Would mandatory mental-health reporting have stopped Loughner?
posted at 10:55 am on January 19, 2011 by Ed Morrissey
After every tragic event, people try to figure out what could have stopped it. In the case of the Tuscon shootings, the debate has finally turned from the ridiculous notion that people should stop using routine analogies lest we disturb the already-disturbed to what steps should be taken when we find someone dangerously disturbed in the first place. After all, Pima Community College suspended Jared Lee Loughner and required a psychiatric clearance for him to return to the public school after staff and students became convinced that Loughner was dangerous. Should they have been required to report Loughner to a mental-health facility? Sally Satel and Jeffrey Geller say yes:
In fact, under Arizona law, any concerned party can petition the court for an Order for Treatment. If Loughner had been found “persistently and acutely disabled” by severe mental illness and “likely to benefit from treatment” — regardless of whether he had a weapon or was suicidal — an evaluation and subsequent care could have been court mandated.
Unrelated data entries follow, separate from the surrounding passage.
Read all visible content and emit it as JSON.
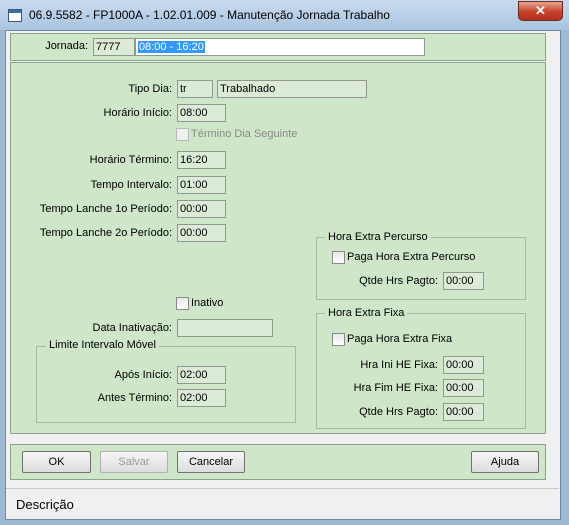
{
  "window": {
    "title": "06.9.5582 - FP1000A - 1.02.01.009 - Manutenção Jornada Trabalho",
    "close_glyph": "✕"
  },
  "header": {
    "jornada_label": "Jornada:",
    "jornada_code": "7777",
    "jornada_desc": "08:00 - 16:20"
  },
  "form": {
    "tipo_dia_label": "Tipo Dia:",
    "tipo_dia_code": "tr",
    "tipo_dia_desc": "Trabalhado",
    "horario_inicio_label": "Horário Início:",
    "horario_inicio": "08:00",
    "termino_seguinte_label": "Término Dia Seguinte",
    "horario_termino_label": "Horário Término:",
    "horario_termino": "16:20",
    "tempo_intervalo_label": "Tempo Intervalo:",
    "tempo_intervalo": "01:00",
    "lanche1_label": "Tempo Lanche 1o Período:",
    "lanche1": "00:00",
    "lanche2_label": "Tempo Lanche 2o Período:",
    "lanche2": "00:00",
    "inativo_label": "Inativo",
    "data_inativacao_label": "Data Inativação:",
    "data_inativacao": ""
  },
  "limite": {
    "title": "Limite Intervalo Móvel",
    "apos_inicio_label": "Após Início:",
    "apos_inicio": "02:00",
    "antes_termino_label": "Antes Término:",
    "antes_termino": "02:00"
  },
  "hora_extra_percurso": {
    "title": "Hora Extra Percurso",
    "paga_label": "Paga Hora Extra Percurso",
    "qtde_label": "Qtde Hrs Pagto:",
    "qtde": "00:00"
  },
  "hora_extra_fixa": {
    "title": "Hora Extra Fixa",
    "paga_label": "Paga Hora Extra Fixa",
    "hra_ini_label": "Hra Ini HE Fixa:",
    "hra_ini": "00:00",
    "hra_fim_label": "Hra Fim HE Fixa:",
    "hra_fim": "00:00",
    "qtde_label": "Qtde Hrs Pagto:",
    "qtde": "00:00"
  },
  "buttons": {
    "ok_label": "OK",
    "salvar_label": "Salvar",
    "cancelar_label": "Cancelar",
    "ajuda_label": "Ajuda"
  },
  "status": {
    "descricao_label": "Descrição"
  },
  "colors": {
    "panel": "#cfe6c8",
    "selection": "#3399ff",
    "close": "#c6402a"
  }
}
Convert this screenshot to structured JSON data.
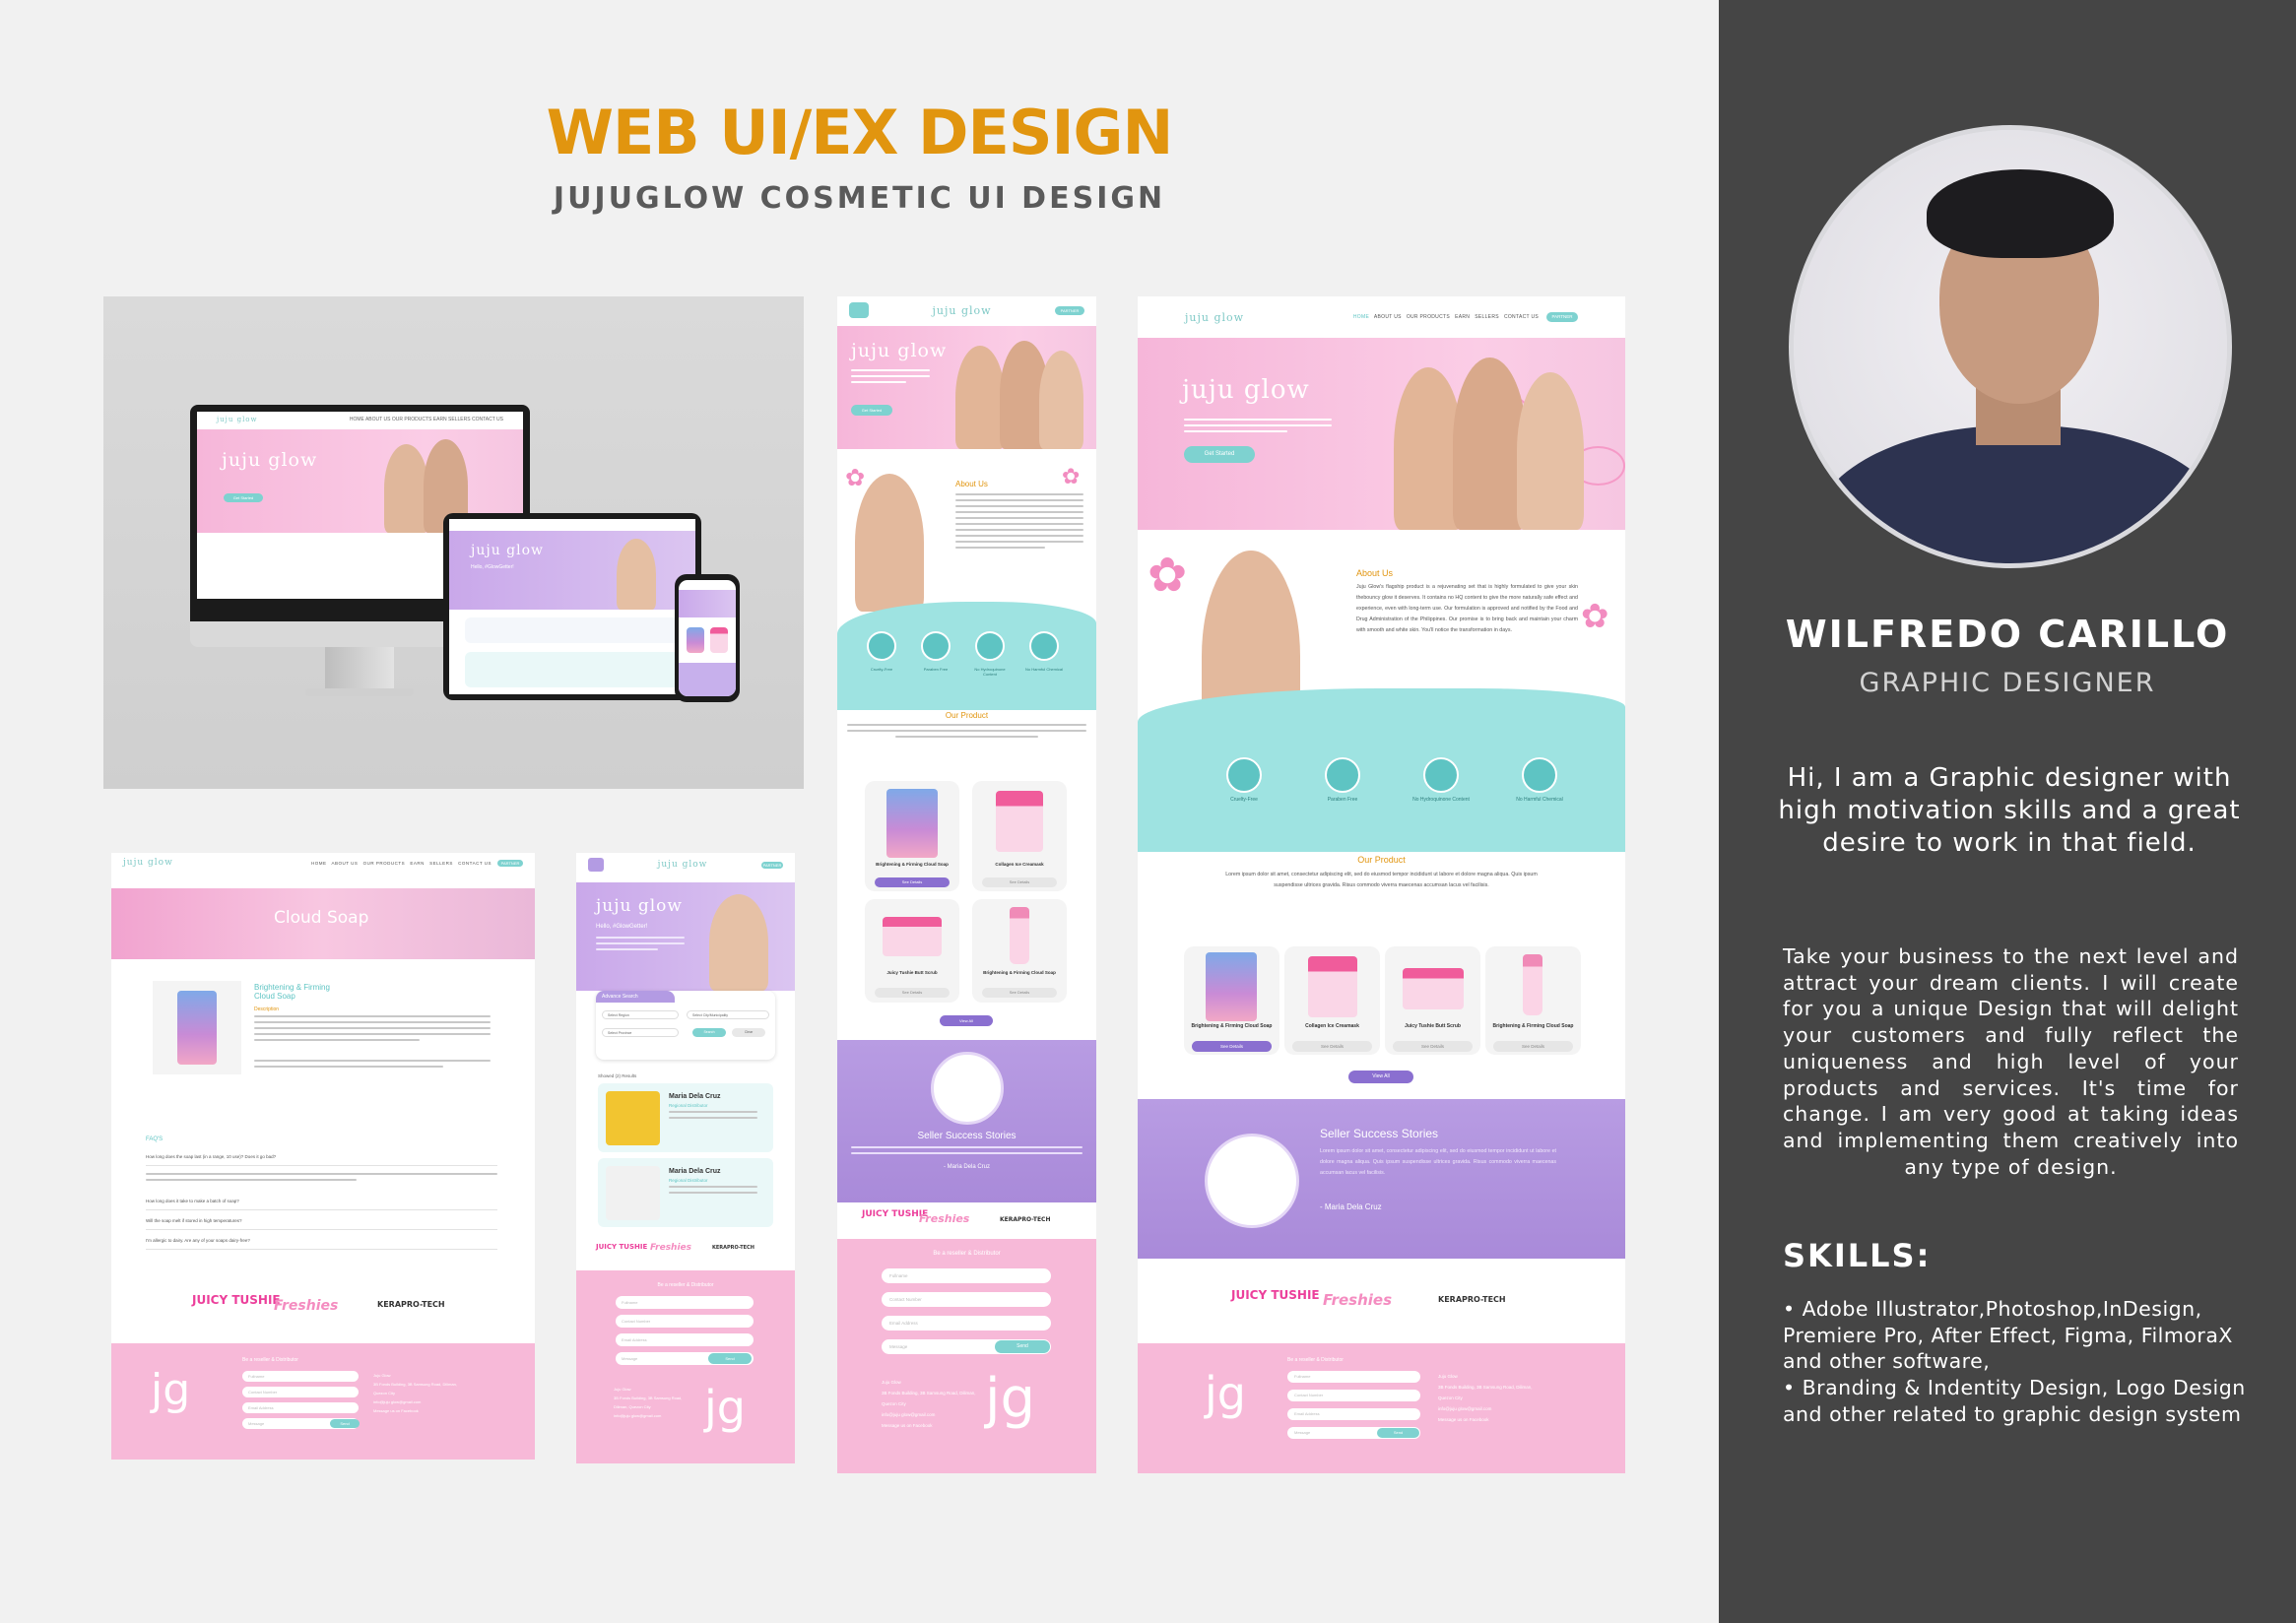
{
  "header": {
    "title": "WEB UI/EX DESIGN",
    "subtitle": "JUJUGLOW COSMETIC UI DESIGN"
  },
  "colors": {
    "accent_orange": "#e1950f",
    "side_bg": "#454545",
    "pink": "#f7b9d8",
    "lavender": "#b89ce3",
    "teal": "#9ee3e1"
  },
  "profile": {
    "name": "WILFREDO CARILLO",
    "role": "GRAPHIC DESIGNER",
    "intro": "Hi, I am a Graphic designer with high motivation skills and a great desire to work in that field.",
    "body": "Take your business to the next level and attract your dream clients. I will create for you a unique Design that will delight your customers and fully reflect the uniqueness and high level of your products and services. It's time for change. I am very good at taking ideas and implementing them creatively into any type of design.",
    "skills_title": "SKILLS:",
    "skills": [
      "• Adobe Illustrator,Photoshop,InDesign, Premiere Pro, After Effect, Figma, FilmoraX and other software,",
      "• Branding & Indentity Design, Logo Design and other related to graphic design system"
    ]
  },
  "site": {
    "logo": "juju glow",
    "hero_logo": "juju glow",
    "hero_text": "Lorem ipsum dolor sit amet, consectetur adipiscing elit, sed do eiusmod tempor incididunt ut labore et dolore magna aliqua.",
    "get_started": "Get Started",
    "nav": [
      "HOME",
      "ABOUT US",
      "OUR PRODUCTS",
      "EARN",
      "SELLERS",
      "CONTACT US"
    ],
    "partner": "PARTNER",
    "about_title": "About Us",
    "about_text": "Juju Glow's flagship product is a rejuvenating set that is highly formulated to give your skin thebouncy glow it deserves. It contains no HQ content to give the more naturally safe effect and experience, even with long-term use. Our formulation is approved and notified by the Food and Drug Administration of the Philippines. Our promise is to bring back and maintain your charm with smooth and white skin. You'll notice the transformation in days.",
    "features": [
      "Cruelty-Free",
      "Paraben Free",
      "No Hydroquinone Content",
      "No Harmful Chemical"
    ],
    "product_title": "Our Product",
    "product_text": "Lorem ipsum dolor sit amet, consectetur adipiscing elit, sed do eiusmod tempor incididunt ut labore et dolore magna aliqua. Quis ipsum suspendisse ultrices gravida. Risus commodo viverra maecenas accumsan lacus vel facilisis.",
    "products": [
      {
        "name": "Brightening & Firming Cloud Soap",
        "cta": "See Details"
      },
      {
        "name": "Collagen Ice Creamask",
        "cta": "See Details"
      },
      {
        "name": "Juicy Tushie Butt Scrub",
        "cta": "See Details"
      },
      {
        "name": "Brightening & Firming Cloud Soap",
        "cta": "See Details"
      }
    ],
    "view_all": "View All",
    "seller_title": "Seller Success Stories",
    "seller_text": "Lorem ipsum dolor sit amet, consectetur adipiscing elit, sed do eiusmod tempor incididunt ut labore et dolore magna aliqua. Quis ipsum suspendisse ultrices gravida. Risus commodo viverra maecenas accumsan lacus vel facilisis.",
    "seller_name": "- Maria Dela Cruz",
    "brands": [
      "JUICY TUSHIE",
      "Freshies",
      "KERAPRO-TECH"
    ],
    "reseller_title": "Be a reseller & Distributor",
    "form": {
      "fullname": "Fullname",
      "contact": "Contact Number",
      "email": "Email Address",
      "message": "Message",
      "send": "Send"
    },
    "contact_lines": [
      "Juju Glow",
      "3B Fonds Building, 3B Samsung Road, Diliman, Quezon City",
      "info@juju glow@gmail.com",
      "Message us on Facebook"
    ],
    "footer_logo": "jg",
    "cloud_soap": "Cloud Soap",
    "detail_title": "Brightening & Firming Cloud Soap",
    "detail_desc": "Description",
    "faq_title": "FAQ'S",
    "faqs": [
      "How long does the soap last (in a range, 10 use)? Does it go bad?",
      "How long does it take to make a batch of soap?",
      "Will the soap melt if stored in high temperatures?",
      "I'm allergic to dairy. Are any of your soaps dairy-free?"
    ],
    "greeting": "Hello, #GlowGetter!",
    "advance_search": "Advance Search",
    "select_region": "Select Region",
    "select_city": "Select City/Municipality",
    "select_province": "Select Province",
    "search": "Search",
    "clear": "Clear",
    "showed_results": "Showed (2) Results",
    "dist_name": "Maria Dela Cruz",
    "dist_role": "Regional Distributor"
  }
}
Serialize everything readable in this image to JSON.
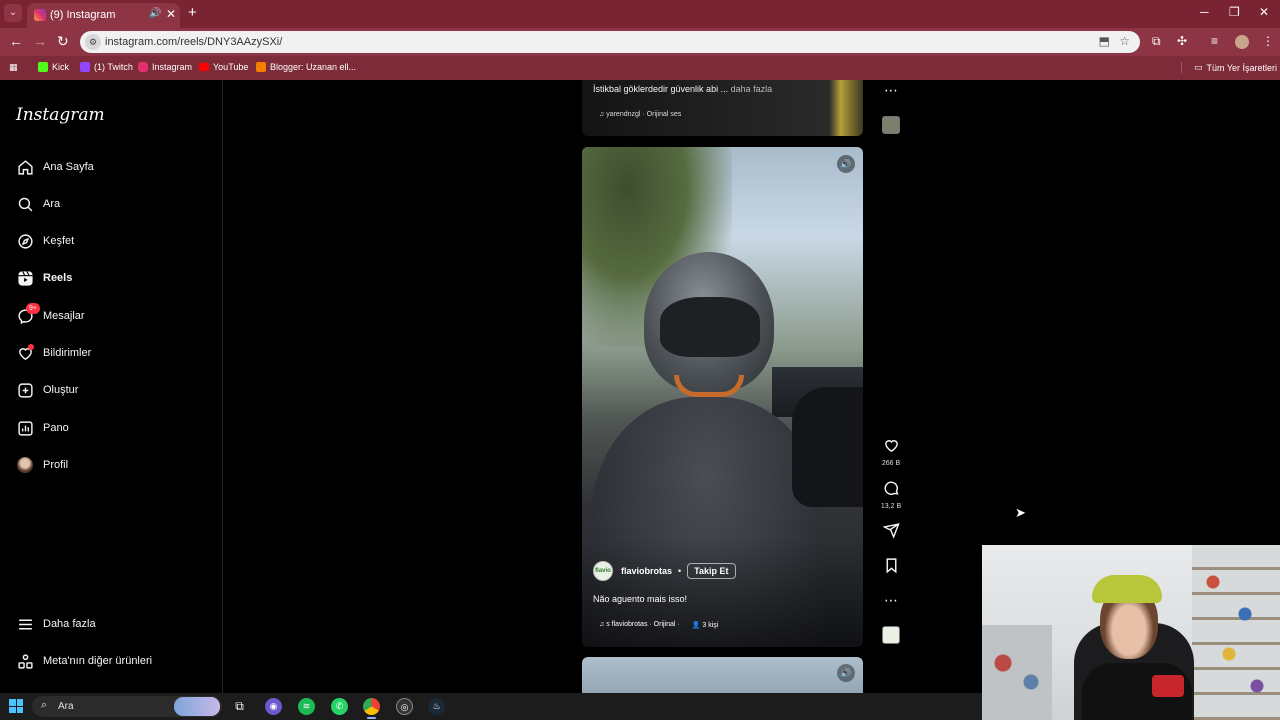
{
  "browser": {
    "tab_title": "(9) Instagram",
    "url": "instagram.com/reels/DNY3AAzySXi/",
    "bookmarks": [
      {
        "label": "Kick",
        "color": "#53fc18"
      },
      {
        "label": "(1) Twitch",
        "color": "#9146ff"
      },
      {
        "label": "Instagram",
        "color": "#e1306c"
      },
      {
        "label": "YouTube",
        "color": "#ff0000"
      },
      {
        "label": "Blogger: Uzanan ell...",
        "color": "#f57d00"
      }
    ],
    "all_bookmarks": "Tüm Yer İşaretleri"
  },
  "sidebar": {
    "logo": "Instagram",
    "items": [
      {
        "label": "Ana Sayfa",
        "icon": "home-icon"
      },
      {
        "label": "Ara",
        "icon": "search-icon"
      },
      {
        "label": "Keşfet",
        "icon": "compass-icon"
      },
      {
        "label": "Reels",
        "icon": "reels-icon",
        "active": true
      },
      {
        "label": "Mesajlar",
        "icon": "messenger-icon",
        "badge": "9+"
      },
      {
        "label": "Bildirimler",
        "icon": "heart-icon",
        "dot": true
      },
      {
        "label": "Oluştur",
        "icon": "plus-square-icon"
      },
      {
        "label": "Pano",
        "icon": "chart-icon"
      },
      {
        "label": "Profil",
        "icon": "profile-avatar"
      }
    ],
    "more": "Daha fazla",
    "meta": "Meta'nın diğer ürünleri"
  },
  "reel_prev": {
    "caption": "İstikbal göklerdedir güvenlik abi ...",
    "more": "daha fazla",
    "audio": "yarendnzgl · Orijinal ses"
  },
  "reel": {
    "username": "flaviobrotas",
    "avatar_text": "flavio",
    "follow": "Takip Et",
    "caption": "Não aguento mais isso!",
    "audio": "s   flaviobrotas · Orijinal ·",
    "people": "3 kişi",
    "likes": "266 B",
    "comments": "13,2 B"
  },
  "taskbar": {
    "search": "Ara"
  },
  "colors": {
    "browser_frame": "#7a2433",
    "toolbar": "#8d3545",
    "badge_red": "#ff3040"
  }
}
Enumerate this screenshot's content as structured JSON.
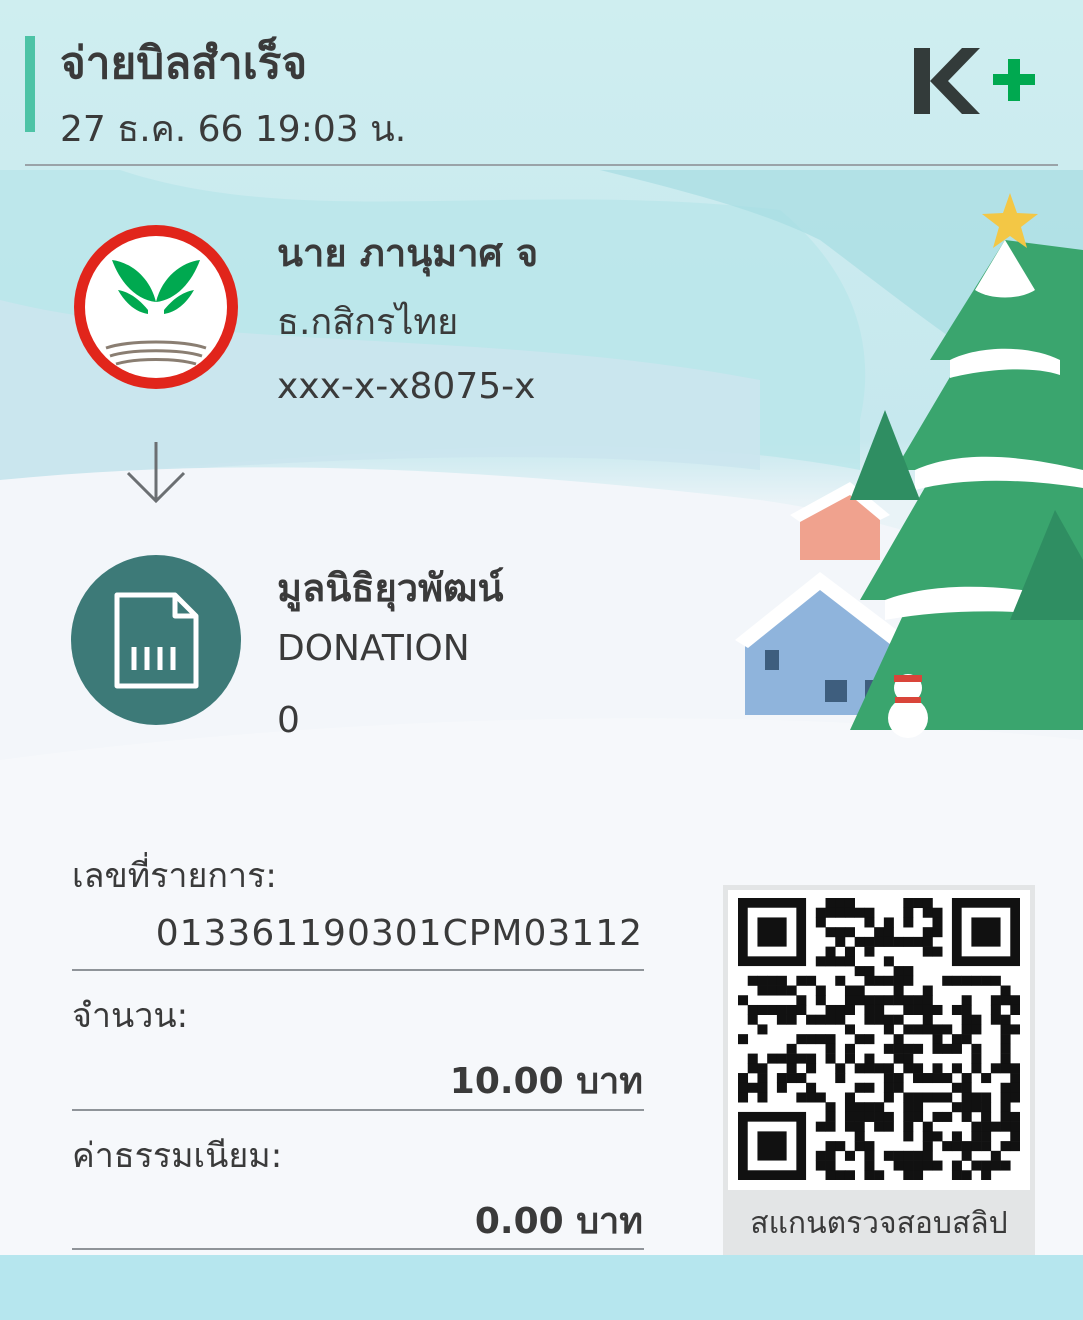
{
  "header": {
    "title": "จ่ายบิลสำเร็จ",
    "datetime": "27 ธ.ค. 66  19:03 น.",
    "logo": "K+"
  },
  "sender": {
    "name": "นาย ภานุมาศ จ",
    "bank": "ธ.กสิกรไทย",
    "account": "xxx-x-x8075-x",
    "logo_icon": "kasikorn-bank-logo"
  },
  "receiver": {
    "name": "มูลนิธิยุวพัฒน์",
    "type": "DONATION",
    "reference": "0",
    "icon": "bill-document-icon"
  },
  "details": {
    "transaction_label": "เลขที่รายการ:",
    "transaction_value": "013361190301CPM03112",
    "amount_label": "จำนวน:",
    "amount_value": "10.00 บาท",
    "fee_label": "ค่าธรรมเนียม:",
    "fee_value": "0.00 บาท"
  },
  "qr": {
    "caption": "สแกนตรวจสอบสลิป"
  },
  "colors": {
    "accent_green": "#4dc3a6",
    "kbank_green": "#00a950",
    "kbank_red": "#e1251b",
    "biller_teal": "#3d7a78",
    "text": "#3a3a3a"
  }
}
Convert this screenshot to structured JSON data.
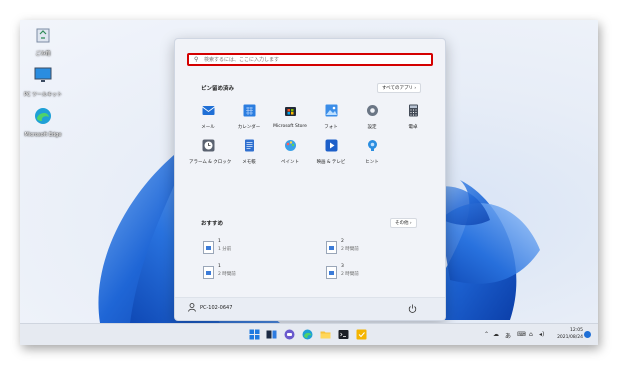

Of course, hindsight is perfect. As incidents unfold in real time, most people are rightly skittish about infringing on a person’s freedom. But given Loughner’s troubling track record — the number of times the campus police were called to intervene; the pressing concerns of his teacher and of other students; and the very fact that the college would not re-admit him after his suspension without psychiatric clearance — it seems that a court petition could have been justified.
Good laws work only when applied, of course. And when Loughner did not return to school, Pima Community College was rid of a very troubled young man and his problems. It did what so many colleges, universities and businesses have done before: passed the problem along. …
Perhaps it is time to require action. When a school or business feels the need to protect itself from someone who is mentally ill, perhaps it should be required to try to protect others, too.
Thus, if a school or a business ejects or otherwise removes a student or employee out of concern about behavior and dangerousness, the principal, dean, or head of the Human Resources department would be required, under a mandatory reporting law, to inform the medical director of the appropriate public health jurisdiction. This public official would then have to initiate an evaluation that might lead to a face-to-face evaluation and, depending upon its outcome, possibly involuntary treatment.
Satel and Geller are on more solid ground when talking about public schools. Those are public institutions, which exist for evaluation of both performance and behavior. Working out a mandatory reporting system for public schools would be less complicated. Even without such a mandate, though, one has to wonder why Pima Community College didn’t follow up on Loughner, other than the understandable relief at having put some distance between its faculty and student body and (at that time) a potentially dangerous young man.
The authors note that mandatory reporting already exists for issues like child abuse, which apply to both schools and medical clinics/hospitals. The latter already have other mandatory reporting requirements for injuries from violent crimes, such as gunshots and knife wounds. But again, medical clinics and hospitals exist to conduct health assessments already; adding a psychiatric mandate would add more complication but would be within the mission of the profession. That, however, does not apply to businesses outside of the health profession. In fact, it sets up the private sector to act as an expert in mental health when such an expertise lies far outside what they do.
Most businesses do not eject an employee for being crazy. Thanks to wrongful-termination lawsuits over the last few decades, most business won’t fire anyone at all unless supervisors produce a clear track record of specific failures to perform, documented and corroborated by objective data. Private-sector employers won’t fire someone over allegations of “dangerousness” alone; if they do, they’d better have lawyers on retainer to handle the lawsuit that inevitably would follow. And once an employee gets terminated, the private-sector business has no obligation to anyone to act as an arbiter of mental health or to “report” their inexpert opinions to the government.
If we want to insist on mandatory reporting for entities when dangerous psychoses are suspected, let’s start first with those entities that are more equipped to diagnose those issues. But let’s also realize the limitations of such mandates, and the danger of benign individuals getting caught in a trap where they are forced to prove their relative sanity, rather than having the government prove their insanity.